Pub Date: Sept. 21st, 2006
ISBN: 978-1-4259-5593-9

Greed, selfishness and big government get lambasted in this amusing, opinionated children’s book.

Solomon Von Bruinmeister III, aka Stingy Bear, is a pure distillation of childish avarice. Like many young cubs, he is acquisitive, self-centered and heedless of consequences, but he’s unusual in his drive to con, wheedle and arbitrage the world out of as much money, candy and Christmas loot as possible. His schemes are varied and ingenious. He asks Santa to bring toys for nonexistent siblings, makes two Halloween trick-or-treat runs dressed in different costumes, sells a dead raccoon to the village idiot as a hiccup remedy and sends himself fake Valentines to score a dream date with Sweet Cindy Sugar Bear. Long-suffering Father Bear retaliates with lectures and spankings, but sometimes he’s so wearied by his offspring’s relentless advantage-seeking that he just shakes his head in dismay. The author intends the book for readers from “10 to 110,” and kids and adults alike will chortle at Stingy Bear’s often hilarious misadventures and find that Whisenant’s ornate vocabulary–“Oh, what unbridled ecstasy it was to antagonize that electro-mechanical creature”–lends his prose a piquant charm.
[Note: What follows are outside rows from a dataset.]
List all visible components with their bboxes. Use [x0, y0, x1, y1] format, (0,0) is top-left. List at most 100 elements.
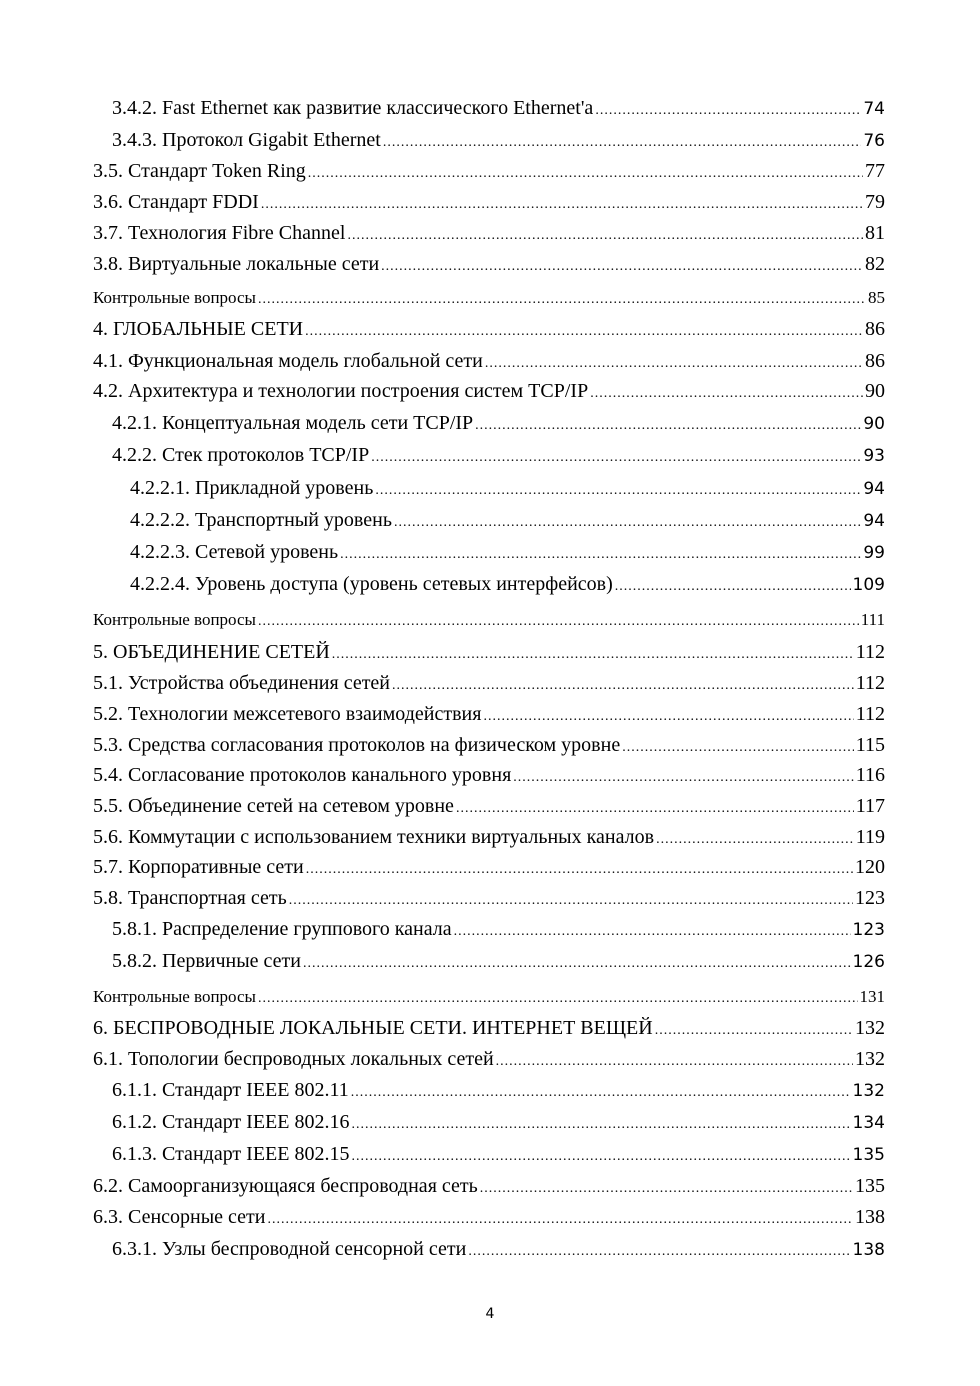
dot-leader — [261, 192, 863, 218]
dot-leader — [480, 1176, 853, 1202]
dot-leader — [258, 986, 858, 1012]
toc-entry[interactable]: Контрольные вопросы 85 — [93, 285, 885, 311]
toc-entry[interactable]: 5.8.1. Распределение группового канала 12… — [112, 916, 885, 942]
toc-entry-page: 120 — [855, 856, 885, 878]
toc-entry-title: 4.2.2.1. Прикладной уровень — [130, 477, 374, 499]
toc-entry-title: 6.1.3. Стандарт IEEE 802.15 — [112, 1143, 350, 1165]
dot-leader — [303, 951, 851, 977]
toc-entry-page: 115 — [855, 734, 885, 756]
toc-entry[interactable]: 4.2.2.2. Транспортный уровень 94 — [130, 507, 885, 533]
dot-leader — [383, 130, 862, 156]
toc-entry-page: 132 — [855, 1017, 885, 1039]
toc-entry[interactable]: 5.7. Корпоративные сети 120 — [93, 854, 885, 880]
toc-entry-title: Контрольные вопросы — [93, 987, 256, 1006]
toc-entry-title: 3.4.3. Протокол Gigabit Ethernet — [112, 129, 381, 151]
page-number: 4 — [485, 1306, 495, 1322]
dot-leader — [371, 445, 861, 471]
toc-entry-page: 82 — [865, 253, 885, 275]
toc-entry-page: 112 — [855, 703, 885, 725]
toc-entry-title: 5.8.2. Первичные сети — [112, 950, 301, 972]
toc-entry-page: 119 — [855, 826, 885, 848]
toc-entry[interactable]: 4.2. Архитектура и технологии построения… — [93, 378, 885, 404]
dot-leader — [513, 765, 853, 791]
toc-entry-title: 6.2. Самоорганизующаяся беспроводная сет… — [93, 1175, 478, 1197]
toc-entry-title: 4.2.2. Стек протоколов TCP/IP — [112, 444, 370, 466]
dot-leader — [351, 1112, 850, 1138]
toc-entry-page: 94 — [863, 479, 885, 499]
toc-entry[interactable]: 4. ГЛОБАЛЬНЫЕ СЕТИ 86 — [93, 316, 885, 342]
toc-entry-page: 138 — [855, 1206, 885, 1228]
dot-leader — [375, 478, 861, 504]
toc-entry-page: 135 — [855, 1175, 885, 1197]
dot-leader — [622, 735, 854, 761]
toc-entry[interactable]: 4.1. Функциональная модель глобальной се… — [93, 348, 885, 374]
toc-entry-page: 112 — [855, 672, 885, 694]
toc-entry-page: 77 — [865, 160, 885, 182]
toc-entry-page: 135 — [852, 1145, 885, 1165]
toc-entry-page: 126 — [852, 952, 885, 972]
dot-leader — [258, 287, 866, 313]
toc-entry[interactable]: 4.2.1. Концептуальная модель сети TCP/IP… — [112, 410, 885, 436]
dot-leader — [332, 642, 854, 668]
toc-entry-title: 4.2.1. Концептуальная модель сети TCP/IP — [112, 412, 474, 434]
toc-entry-page: 132 — [855, 1048, 885, 1070]
toc-entry-title: 5.3. Средства согласования протоколов на… — [93, 734, 621, 756]
toc-entry-title: Контрольные вопросы — [93, 288, 256, 307]
toc-entry[interactable]: 3.7. Технология Fibre Channel 81 — [93, 220, 885, 246]
toc-entry-page: 116 — [855, 764, 885, 786]
dot-leader — [347, 223, 863, 249]
dot-leader — [381, 254, 863, 280]
toc-entry[interactable]: 6.1. Топологии беспроводных локальных се… — [93, 1046, 885, 1072]
dot-leader — [485, 351, 863, 377]
dot-leader — [306, 857, 853, 883]
toc-entry[interactable]: 5. ОБЪЕДИНЕНИЕ СЕТЕЙ 112 — [93, 639, 885, 665]
toc-entry[interactable]: 5.5. Объединение сетей на сетевом уровне… — [93, 793, 885, 819]
toc-entry[interactable]: 6.1.1. Стандарт IEEE 802.11 132 — [112, 1077, 885, 1103]
toc-entry-title: 3.8. Виртуальные локальные сети — [93, 253, 380, 275]
toc-entry-title: 5. ОБЪЕДИНЕНИЕ СЕТЕЙ — [93, 641, 330, 663]
toc-entry-page: 111 — [860, 610, 885, 629]
toc-entry[interactable]: 5.8. Транспортная сеть 123 — [93, 885, 885, 911]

Unfortunately, some of Stingy’s enterprises, like selling his classmates peeks at a Playbear magazine, raise issues that parents might not want to discuss with ten-year-olds. Likewise for the conservative politics imparted through the plot–Stingy makes $900 from food-stamp fraud–and the characters’ soapboxing. Readers who like guns, are suspicious of paper money and think bureaucrats in the “Department of Bearland Security” are comic-opera totalitarians will have their beliefs validated. Others will have slurs–“Catch-and-release is a practice of limp-wristed, lettuce-eating liberals”–cast their way. When Father Bear’s resentment at paying property taxes to support school construction takes an almost anarchist tone–“Voting is a mere distraction for the gullible masses”–some readers may feel he’s sending Stingy mixed messages about responsibility and public-spiritedness.

An entertaining set of fables that packs some ideological baggage.